Google the term “Internal Revenue Service” or “IRS,” and you will find no shortage of famous quotes from people who are fearful of it. The federal agency has been compared to the Gestapo, the Mafia and the Lord Almighty.
But recent testimony before the House Oversight and Government Reform Committee conjured a new IRS image: clueless, bureaucratic, disorganized and technologically incompetent. What started as a Republican probe into former IRS employee Lois Lerner and the treatment of conservative nonprofits seeking tax-exempt status has morphed into something less nefarious and more pathetic: The agency that requires you keep records for years can’t keep theirs for more than six months.

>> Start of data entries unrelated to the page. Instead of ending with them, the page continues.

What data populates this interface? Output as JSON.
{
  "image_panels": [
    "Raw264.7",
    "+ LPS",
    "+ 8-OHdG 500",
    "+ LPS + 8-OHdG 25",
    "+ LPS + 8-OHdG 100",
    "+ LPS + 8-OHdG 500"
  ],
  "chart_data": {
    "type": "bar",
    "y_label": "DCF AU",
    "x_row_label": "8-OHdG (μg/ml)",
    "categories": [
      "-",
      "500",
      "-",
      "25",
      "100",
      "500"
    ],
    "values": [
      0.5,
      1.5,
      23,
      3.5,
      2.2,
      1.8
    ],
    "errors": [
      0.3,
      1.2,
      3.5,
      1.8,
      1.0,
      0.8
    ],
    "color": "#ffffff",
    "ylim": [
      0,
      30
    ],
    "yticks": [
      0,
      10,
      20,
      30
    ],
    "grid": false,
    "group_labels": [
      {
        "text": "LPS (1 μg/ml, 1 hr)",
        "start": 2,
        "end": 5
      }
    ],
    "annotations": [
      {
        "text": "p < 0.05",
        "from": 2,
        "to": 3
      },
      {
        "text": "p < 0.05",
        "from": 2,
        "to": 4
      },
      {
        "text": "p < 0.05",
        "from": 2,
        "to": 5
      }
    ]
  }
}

For taxpayers paying even half-attention to the proceedings, it’s infuriating. The IRS wants you to hold onto records for quite a long time. Yet the agency’s inability to produce Lerner’s emails suggests a double standard but more likely, dysfunction.

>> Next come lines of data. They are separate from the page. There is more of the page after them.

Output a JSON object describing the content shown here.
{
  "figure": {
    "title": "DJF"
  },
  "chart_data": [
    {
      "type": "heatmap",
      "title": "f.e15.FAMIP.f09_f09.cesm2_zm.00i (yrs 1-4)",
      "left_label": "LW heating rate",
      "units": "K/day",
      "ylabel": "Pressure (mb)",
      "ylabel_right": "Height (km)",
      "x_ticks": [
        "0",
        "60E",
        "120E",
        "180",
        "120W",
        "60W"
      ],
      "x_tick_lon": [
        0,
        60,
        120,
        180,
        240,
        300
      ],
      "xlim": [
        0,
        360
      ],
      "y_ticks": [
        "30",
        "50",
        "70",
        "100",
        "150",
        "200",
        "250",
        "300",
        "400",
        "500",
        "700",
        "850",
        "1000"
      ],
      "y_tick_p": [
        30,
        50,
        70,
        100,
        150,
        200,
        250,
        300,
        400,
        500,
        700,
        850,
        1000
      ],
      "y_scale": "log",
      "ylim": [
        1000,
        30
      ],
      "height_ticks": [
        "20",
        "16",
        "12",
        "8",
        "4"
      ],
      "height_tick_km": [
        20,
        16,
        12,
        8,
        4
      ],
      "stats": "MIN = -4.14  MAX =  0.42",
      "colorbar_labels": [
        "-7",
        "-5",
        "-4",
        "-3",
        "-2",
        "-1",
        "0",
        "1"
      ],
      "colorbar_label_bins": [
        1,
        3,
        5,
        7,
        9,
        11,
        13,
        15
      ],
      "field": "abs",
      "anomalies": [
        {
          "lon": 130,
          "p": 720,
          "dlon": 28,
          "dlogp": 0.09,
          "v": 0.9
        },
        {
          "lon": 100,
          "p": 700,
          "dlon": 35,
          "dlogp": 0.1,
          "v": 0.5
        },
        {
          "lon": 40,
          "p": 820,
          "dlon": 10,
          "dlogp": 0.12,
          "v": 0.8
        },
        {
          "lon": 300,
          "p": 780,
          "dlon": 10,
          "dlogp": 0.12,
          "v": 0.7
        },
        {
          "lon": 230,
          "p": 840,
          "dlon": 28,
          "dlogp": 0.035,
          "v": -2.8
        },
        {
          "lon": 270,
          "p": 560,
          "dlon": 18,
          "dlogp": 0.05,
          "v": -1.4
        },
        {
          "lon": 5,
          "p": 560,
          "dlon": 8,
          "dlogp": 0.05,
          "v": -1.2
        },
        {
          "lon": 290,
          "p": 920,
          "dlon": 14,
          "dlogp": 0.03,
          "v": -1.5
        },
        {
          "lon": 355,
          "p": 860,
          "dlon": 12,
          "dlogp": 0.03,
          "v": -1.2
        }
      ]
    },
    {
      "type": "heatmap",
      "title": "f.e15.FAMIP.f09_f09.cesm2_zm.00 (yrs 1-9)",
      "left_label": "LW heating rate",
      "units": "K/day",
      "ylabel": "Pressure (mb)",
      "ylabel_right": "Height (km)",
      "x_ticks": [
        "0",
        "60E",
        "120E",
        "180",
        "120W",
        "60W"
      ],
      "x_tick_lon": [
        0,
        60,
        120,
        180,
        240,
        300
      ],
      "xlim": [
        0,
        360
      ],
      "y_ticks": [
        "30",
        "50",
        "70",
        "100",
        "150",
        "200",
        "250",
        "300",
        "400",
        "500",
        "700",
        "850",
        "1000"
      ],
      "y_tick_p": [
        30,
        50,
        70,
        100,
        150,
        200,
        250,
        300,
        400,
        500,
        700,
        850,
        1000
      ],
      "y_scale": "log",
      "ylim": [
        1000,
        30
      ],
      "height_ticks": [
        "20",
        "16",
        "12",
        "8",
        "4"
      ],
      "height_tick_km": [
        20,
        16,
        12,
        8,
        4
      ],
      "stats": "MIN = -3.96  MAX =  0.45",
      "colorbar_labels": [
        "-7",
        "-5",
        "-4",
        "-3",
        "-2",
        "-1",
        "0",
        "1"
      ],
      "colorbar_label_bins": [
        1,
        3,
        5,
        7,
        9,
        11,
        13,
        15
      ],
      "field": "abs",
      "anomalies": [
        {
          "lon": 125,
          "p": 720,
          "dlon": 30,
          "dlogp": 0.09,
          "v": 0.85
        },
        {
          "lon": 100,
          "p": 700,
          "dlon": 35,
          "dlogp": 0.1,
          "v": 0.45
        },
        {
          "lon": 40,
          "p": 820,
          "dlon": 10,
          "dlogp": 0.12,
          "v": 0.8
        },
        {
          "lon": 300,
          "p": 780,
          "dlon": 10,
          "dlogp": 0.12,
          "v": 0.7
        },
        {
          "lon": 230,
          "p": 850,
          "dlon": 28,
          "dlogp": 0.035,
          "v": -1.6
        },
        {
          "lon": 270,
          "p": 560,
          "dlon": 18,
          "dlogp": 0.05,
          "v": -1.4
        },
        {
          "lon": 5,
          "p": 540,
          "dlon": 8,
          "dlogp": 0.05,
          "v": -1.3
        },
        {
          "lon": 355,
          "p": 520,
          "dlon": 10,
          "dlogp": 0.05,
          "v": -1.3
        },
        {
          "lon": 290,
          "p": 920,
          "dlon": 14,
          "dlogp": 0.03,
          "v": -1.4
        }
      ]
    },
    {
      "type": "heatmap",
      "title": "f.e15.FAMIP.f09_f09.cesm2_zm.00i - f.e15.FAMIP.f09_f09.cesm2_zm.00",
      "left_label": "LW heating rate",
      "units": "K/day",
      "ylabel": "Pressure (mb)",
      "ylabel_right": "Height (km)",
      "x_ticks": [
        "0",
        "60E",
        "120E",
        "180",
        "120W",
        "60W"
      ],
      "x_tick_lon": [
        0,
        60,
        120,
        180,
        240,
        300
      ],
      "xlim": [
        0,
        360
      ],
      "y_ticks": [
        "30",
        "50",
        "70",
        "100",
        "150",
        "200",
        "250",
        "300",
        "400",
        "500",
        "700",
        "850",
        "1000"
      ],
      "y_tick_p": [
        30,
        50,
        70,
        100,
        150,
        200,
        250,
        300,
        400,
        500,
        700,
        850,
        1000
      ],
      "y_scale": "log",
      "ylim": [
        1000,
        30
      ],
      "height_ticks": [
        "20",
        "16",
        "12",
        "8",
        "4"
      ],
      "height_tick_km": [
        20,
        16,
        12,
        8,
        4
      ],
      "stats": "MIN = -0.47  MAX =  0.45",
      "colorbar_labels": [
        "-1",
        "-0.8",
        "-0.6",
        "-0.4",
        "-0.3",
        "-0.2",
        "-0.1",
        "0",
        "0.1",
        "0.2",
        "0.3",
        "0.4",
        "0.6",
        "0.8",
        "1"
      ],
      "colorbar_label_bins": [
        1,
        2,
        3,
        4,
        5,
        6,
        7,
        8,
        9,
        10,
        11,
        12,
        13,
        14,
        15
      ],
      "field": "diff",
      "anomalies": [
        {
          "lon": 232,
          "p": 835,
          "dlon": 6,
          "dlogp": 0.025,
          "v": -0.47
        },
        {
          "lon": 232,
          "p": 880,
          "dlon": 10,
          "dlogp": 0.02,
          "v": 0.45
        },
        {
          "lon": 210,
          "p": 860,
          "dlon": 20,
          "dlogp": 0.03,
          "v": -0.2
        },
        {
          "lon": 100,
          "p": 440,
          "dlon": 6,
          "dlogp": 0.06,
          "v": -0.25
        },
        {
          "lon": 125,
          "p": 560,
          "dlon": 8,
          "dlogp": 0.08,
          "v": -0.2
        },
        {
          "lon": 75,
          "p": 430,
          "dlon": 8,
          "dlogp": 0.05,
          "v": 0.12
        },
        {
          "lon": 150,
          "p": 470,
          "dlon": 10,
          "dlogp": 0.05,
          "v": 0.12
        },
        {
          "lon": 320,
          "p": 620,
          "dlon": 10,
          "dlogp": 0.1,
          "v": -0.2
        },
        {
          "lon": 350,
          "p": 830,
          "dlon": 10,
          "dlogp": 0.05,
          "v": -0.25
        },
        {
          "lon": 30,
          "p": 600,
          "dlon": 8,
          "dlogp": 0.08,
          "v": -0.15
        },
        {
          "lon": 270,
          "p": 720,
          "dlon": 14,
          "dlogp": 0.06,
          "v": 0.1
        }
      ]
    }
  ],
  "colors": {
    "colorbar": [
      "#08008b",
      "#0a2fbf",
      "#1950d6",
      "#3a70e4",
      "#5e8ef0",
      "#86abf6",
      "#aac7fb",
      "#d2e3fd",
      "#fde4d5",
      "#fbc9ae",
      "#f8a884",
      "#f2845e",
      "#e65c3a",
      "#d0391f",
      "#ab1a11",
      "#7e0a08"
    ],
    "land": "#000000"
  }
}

Chairman Darrell Issa and other Republicans have had a field day, straining to show higher levels of outrage and anger. Too bad it took a political witch hunt aimed at the possibility of White House involvement, which appears to be nil — for Congress to actually show some oversight. Why was it ever regarded as acceptable that such a critical federal agency could have such a woeful computer system with such a modest email capability?

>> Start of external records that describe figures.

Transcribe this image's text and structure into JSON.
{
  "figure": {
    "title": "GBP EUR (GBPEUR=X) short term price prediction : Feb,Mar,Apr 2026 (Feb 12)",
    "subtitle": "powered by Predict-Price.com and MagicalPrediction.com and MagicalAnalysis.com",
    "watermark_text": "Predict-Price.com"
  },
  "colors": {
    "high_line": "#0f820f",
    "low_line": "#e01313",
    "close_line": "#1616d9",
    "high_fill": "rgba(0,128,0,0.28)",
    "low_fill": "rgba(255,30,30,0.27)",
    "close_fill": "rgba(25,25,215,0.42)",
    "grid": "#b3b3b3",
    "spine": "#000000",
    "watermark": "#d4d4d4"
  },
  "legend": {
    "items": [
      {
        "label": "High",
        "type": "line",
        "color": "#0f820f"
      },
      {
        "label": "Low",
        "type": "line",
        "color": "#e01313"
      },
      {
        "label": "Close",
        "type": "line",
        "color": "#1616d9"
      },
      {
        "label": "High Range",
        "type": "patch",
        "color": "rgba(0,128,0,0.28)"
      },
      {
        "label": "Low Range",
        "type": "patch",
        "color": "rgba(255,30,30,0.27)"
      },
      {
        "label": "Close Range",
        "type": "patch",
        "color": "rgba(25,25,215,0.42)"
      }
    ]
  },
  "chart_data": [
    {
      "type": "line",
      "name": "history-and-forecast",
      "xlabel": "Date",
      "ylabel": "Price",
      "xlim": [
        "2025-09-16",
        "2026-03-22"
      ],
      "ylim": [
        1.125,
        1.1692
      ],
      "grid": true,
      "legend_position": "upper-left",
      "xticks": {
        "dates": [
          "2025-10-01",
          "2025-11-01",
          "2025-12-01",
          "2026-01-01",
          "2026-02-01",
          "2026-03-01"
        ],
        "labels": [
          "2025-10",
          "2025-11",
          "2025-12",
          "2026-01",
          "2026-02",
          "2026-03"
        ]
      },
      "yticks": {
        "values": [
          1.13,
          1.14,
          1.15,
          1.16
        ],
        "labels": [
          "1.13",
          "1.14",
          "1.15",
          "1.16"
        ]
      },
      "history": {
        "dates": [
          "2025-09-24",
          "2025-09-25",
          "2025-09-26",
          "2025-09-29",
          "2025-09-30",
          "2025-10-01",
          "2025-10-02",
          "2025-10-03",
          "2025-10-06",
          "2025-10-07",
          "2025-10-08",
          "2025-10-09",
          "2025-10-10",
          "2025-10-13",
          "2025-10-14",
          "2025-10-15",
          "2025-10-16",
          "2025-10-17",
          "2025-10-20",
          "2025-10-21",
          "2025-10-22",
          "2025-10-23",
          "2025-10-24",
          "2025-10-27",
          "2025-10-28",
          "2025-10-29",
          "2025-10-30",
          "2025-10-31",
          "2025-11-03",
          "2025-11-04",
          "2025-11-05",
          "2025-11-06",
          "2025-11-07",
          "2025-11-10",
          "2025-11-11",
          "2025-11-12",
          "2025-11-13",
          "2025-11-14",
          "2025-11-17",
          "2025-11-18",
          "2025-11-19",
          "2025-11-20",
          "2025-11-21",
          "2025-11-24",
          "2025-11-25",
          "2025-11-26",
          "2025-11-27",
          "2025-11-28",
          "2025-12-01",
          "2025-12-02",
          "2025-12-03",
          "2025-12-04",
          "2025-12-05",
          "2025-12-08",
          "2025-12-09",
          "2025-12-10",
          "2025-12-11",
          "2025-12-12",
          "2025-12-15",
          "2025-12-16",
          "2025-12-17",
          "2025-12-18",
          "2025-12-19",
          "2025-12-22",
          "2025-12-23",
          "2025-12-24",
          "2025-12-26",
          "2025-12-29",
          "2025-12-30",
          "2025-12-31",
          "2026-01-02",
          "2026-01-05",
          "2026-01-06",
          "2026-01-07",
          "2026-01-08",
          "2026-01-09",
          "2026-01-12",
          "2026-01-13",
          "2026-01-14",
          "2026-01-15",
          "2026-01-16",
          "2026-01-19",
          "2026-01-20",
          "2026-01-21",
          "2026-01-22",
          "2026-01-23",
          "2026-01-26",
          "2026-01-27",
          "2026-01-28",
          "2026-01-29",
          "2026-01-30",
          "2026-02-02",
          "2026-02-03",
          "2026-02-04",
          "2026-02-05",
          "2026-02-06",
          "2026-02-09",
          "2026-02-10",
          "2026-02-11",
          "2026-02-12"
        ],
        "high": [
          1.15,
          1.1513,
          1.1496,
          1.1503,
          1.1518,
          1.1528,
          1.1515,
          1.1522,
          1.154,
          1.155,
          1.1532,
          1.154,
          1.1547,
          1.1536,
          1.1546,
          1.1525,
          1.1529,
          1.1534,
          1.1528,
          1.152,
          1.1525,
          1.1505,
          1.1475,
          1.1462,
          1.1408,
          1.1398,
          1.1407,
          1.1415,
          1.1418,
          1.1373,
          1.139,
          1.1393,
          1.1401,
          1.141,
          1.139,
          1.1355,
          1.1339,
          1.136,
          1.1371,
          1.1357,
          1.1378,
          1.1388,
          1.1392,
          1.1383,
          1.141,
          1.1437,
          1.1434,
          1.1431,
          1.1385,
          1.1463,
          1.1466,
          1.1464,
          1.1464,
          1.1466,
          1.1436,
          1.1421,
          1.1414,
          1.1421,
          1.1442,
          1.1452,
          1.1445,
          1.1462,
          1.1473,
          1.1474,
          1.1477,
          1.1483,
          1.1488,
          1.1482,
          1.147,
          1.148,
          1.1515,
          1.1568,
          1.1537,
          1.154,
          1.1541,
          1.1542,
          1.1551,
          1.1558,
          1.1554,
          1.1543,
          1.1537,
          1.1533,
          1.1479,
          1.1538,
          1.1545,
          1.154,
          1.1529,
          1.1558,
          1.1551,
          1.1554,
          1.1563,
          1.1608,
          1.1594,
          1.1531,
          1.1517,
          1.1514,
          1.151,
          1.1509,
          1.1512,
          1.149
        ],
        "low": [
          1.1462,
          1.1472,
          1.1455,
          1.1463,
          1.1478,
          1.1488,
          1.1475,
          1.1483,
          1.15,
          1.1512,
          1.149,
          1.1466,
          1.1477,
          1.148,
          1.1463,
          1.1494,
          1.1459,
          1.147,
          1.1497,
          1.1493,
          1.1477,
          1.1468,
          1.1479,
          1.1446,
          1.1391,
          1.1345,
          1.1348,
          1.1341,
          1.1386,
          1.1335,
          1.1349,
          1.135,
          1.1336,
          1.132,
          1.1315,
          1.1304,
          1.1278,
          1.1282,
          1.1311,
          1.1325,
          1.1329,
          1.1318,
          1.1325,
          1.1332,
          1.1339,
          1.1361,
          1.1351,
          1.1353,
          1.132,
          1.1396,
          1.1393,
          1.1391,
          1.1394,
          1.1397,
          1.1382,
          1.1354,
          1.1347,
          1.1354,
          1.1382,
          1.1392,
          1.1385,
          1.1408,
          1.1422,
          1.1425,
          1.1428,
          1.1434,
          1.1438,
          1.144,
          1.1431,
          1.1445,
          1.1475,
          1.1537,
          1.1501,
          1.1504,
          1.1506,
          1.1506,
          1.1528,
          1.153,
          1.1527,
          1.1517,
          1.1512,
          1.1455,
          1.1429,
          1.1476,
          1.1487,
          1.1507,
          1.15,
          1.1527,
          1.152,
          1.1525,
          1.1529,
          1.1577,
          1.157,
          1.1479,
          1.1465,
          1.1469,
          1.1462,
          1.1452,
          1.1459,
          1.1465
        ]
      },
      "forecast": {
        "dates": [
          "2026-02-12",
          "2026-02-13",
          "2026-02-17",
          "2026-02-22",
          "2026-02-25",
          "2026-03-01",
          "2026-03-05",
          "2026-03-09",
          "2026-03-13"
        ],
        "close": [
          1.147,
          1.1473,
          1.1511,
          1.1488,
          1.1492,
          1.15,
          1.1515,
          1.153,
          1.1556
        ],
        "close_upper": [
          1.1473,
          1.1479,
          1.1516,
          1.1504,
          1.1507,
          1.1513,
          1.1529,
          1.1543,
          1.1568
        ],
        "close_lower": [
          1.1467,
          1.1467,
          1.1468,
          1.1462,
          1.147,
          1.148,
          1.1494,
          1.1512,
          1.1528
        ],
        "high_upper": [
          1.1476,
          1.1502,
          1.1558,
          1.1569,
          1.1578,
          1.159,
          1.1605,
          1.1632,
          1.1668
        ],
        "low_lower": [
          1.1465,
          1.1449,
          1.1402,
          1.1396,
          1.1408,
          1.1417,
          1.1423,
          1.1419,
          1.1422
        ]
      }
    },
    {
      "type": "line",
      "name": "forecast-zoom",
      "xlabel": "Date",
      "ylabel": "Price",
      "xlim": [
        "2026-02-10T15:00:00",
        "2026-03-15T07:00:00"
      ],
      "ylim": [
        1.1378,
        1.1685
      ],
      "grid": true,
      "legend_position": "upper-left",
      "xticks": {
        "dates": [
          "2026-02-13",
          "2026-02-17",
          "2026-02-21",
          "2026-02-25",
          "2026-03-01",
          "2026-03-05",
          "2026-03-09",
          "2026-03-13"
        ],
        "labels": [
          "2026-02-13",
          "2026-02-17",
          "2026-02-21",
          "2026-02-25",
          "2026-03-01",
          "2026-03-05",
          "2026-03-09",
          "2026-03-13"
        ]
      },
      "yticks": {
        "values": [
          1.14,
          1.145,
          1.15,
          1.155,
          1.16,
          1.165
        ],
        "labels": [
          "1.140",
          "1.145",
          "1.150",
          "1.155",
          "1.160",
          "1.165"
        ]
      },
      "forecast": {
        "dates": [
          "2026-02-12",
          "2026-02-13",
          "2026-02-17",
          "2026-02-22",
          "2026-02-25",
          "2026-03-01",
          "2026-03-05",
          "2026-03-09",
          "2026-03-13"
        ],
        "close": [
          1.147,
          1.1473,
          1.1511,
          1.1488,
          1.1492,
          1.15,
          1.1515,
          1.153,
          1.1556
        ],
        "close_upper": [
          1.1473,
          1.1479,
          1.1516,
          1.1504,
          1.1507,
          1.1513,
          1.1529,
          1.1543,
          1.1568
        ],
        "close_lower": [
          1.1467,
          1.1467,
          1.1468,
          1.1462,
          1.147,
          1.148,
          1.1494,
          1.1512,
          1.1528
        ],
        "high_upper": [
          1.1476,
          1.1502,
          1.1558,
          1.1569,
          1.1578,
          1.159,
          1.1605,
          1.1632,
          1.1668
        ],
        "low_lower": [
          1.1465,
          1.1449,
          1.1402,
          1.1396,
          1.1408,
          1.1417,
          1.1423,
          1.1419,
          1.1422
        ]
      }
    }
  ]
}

There’s been no evidence of any broad conspiracy — the committee should focus on how the IRS maintained such low standards for technology and wasn’t held accountable. Personal email was never regarded as an official record for anyone employed by the agency, let alone Lerner. And IRS officials were slow to notify Congress that Lerner’s emails were irretrievable.
Democrats are certain to counter that some of the dysfunction is due to a deliberate effort by conservatives to “starve” the IRS. The agency was hit in 2011 with a $600 million cut, and there’s evidence those cutbacks have reduced its ability to enforce tax laws.
President Obama has proposed funding the IRS at 2010 levels, but a House appropriations subcommittee has sought to cut it back further — to roughly 18 percent below 2010 levels when inflation is taken into account, according to the Center on Budget and Policy Priorities. The agency’s staff has been cut by 11 percent over that same period, and one of the worst hit areas has been training, where the budget has been reduced by 87 percent, the CBPP reports. Such reductions offer a dubious benefit to taxpayers and widen the deficit, as studies have shown every additional dollar spent on IRS enforcement efforts translates into $4 in unpaid taxes collected.
If Republicans want to make political hay, they should give first-year Commissioner John Koskinen toola he needs to fix these problems, then evaluate his performance. It’s fine to yell at him for not informing them about Lerner’s missing emails, but one hopes that the commissioner has bigger fish to fry, like holding the agency to the same record-keeping standards that it holds taxpayers.
Merely vilifying the IRS, railing against Koskinen or implying massive scheming and coverups isn’t really oversight. Congressional investigators ought to be pointing their fingers at themselves and their failure to overhaul an increasingly complicated federal tax code — or their efforts to starve the IRS into paralysis. The Internal Revenue Service may be incompetent and hypocritical, but it’s not the only powerful organization in Washington that looks that way these days.